Every business owner wants more clients, don’t they? And every service business owner knows the challenge of making their own business stand out from the competition.
Whether you are an accountant, a financial planner, a lawyer, physiotherapist, or chiropractor, the challenge is to set yourself apart so that prospects realise why they should do business with you rather than any other business providing a similar service.
Your website is an important part of your marketing strategy – not the only part, but an important one. It does worry me when I see business whose only marketing tool is their website because they are deliberately narrowing their reach and making themselves dependent on a single avenue for generating business.
Tell Your Story In a Client-Centric Fashion
The element that makes your business unique is its story. No other business can compete with that. So does your website tell your story? Or does it say the same things as all other businesses in your category?
Your core website copy should tell the story of why you are in business and how you serve your clients and meet their needs.
Notice the second part of that statement – ‘how you serve your clients and meet their needs’. People are busy, and they have problems – especially business owners. Your website copy needs to be about them. That’s why a website which clearly answers the questions your prospects have will always generate more business than ones which don’t.
I can’t tell you how many times I have been frustrated by businesses whose website doesn’t even answer my basic questions – and I’m not the only person who has chosen a provider or product based on the information I was able to get easily.
The interesting part of that is that when I speak to business owners most of them agree that when they visit a website they want their questions answered – but their own website doesn’t do this.
Your Business Is About Your Clients
Without clients you don’t have a business. Amazon’s Jeff Bezos built the mammoth company into what it is today by focusing on the customers. He actually makes decisions that reduce profit in the short term in pursuit of customer satisfaction.
You can all do this. If you apply that same dedication to satisfying your clients in every possible way, your businesses will grow! A website is only a small part of that success, but it has potential for enormous impact and for many people it will be their first point of contact with you.
What your website says is even more important than how it looks. The cover may be the thing that gets people to open a book, but the story inside is what makes them keep reading. Website design is only one element in the puzzle – unless you have a well known logo, the text is what tells prospects whether they’re in the right place or not.
Writing Website Text That Works
Small businesses are notorious ‘do-it-yourself-ers’, and of course most professionals can write. I have written copiously all my life between writing essays, fiction, writing to learn, project documents and proposal and so on – but it wasn’t until I studied copywriting that I learned the difference between writing and writing copy.
The thing is that most of us know all about our business, what it does, and how it makes a difference to clients – but we don’t understand it very well from their perspective, and sometimes we don’t think that matters.
The core of copywriting is understanding the person who the copy is intended to attract.
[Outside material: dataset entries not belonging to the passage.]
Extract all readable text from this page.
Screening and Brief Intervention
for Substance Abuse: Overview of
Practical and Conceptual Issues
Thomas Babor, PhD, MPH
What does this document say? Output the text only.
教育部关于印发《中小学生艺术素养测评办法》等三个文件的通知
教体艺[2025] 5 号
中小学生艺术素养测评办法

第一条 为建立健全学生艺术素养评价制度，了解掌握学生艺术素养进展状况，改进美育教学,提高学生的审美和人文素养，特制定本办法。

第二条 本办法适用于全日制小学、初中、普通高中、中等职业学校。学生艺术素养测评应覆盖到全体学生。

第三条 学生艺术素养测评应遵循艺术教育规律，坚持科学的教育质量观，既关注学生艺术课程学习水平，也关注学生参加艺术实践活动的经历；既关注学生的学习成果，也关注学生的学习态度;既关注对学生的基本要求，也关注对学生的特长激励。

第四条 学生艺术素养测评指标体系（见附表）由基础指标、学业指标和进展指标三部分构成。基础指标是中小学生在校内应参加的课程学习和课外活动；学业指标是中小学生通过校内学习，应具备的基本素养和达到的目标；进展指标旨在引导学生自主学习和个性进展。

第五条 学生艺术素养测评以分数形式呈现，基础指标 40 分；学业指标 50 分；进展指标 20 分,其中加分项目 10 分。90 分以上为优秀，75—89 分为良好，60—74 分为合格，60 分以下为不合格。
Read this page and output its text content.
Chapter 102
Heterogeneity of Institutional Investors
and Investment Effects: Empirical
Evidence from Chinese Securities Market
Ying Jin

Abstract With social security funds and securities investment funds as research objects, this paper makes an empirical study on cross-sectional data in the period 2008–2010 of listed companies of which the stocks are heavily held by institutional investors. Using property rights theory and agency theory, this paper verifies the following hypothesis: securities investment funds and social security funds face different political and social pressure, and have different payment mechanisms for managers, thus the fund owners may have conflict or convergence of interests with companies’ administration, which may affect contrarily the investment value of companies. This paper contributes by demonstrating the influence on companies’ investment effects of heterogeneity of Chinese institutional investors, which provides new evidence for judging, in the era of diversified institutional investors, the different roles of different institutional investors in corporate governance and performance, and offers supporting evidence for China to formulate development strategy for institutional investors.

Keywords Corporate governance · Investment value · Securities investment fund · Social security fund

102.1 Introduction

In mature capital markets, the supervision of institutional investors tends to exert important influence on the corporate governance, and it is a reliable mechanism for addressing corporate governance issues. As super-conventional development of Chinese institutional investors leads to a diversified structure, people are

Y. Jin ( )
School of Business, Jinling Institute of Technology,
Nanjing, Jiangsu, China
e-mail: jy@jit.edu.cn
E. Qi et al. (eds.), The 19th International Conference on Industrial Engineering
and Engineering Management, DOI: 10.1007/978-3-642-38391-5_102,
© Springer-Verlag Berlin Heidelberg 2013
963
A lot of research into the thoughts, motives, and habits of your target client stands behind the words that finally appear on the page, and it’s from that background that effective copy is written.
With the information about your prospect gathered the right motivators can be found – and the right words to explain how you are the perfect fit can be discovered. Of course, there’s an art to finding those words as well – and you can only confirm that by testing. Sometimes just changing a few words around will dramatically increase your conversion rate.
Ask yourself these three questions about your website:-
- Does it tell a story?
- Is it about my prospects and clients’ needs?
- Have I tested different headlines and text and compared conversion rates?
– If your website isn’t generating as much business as you would like, you may not need a new design, you may just need to study your audience more deeply and write fresh copy.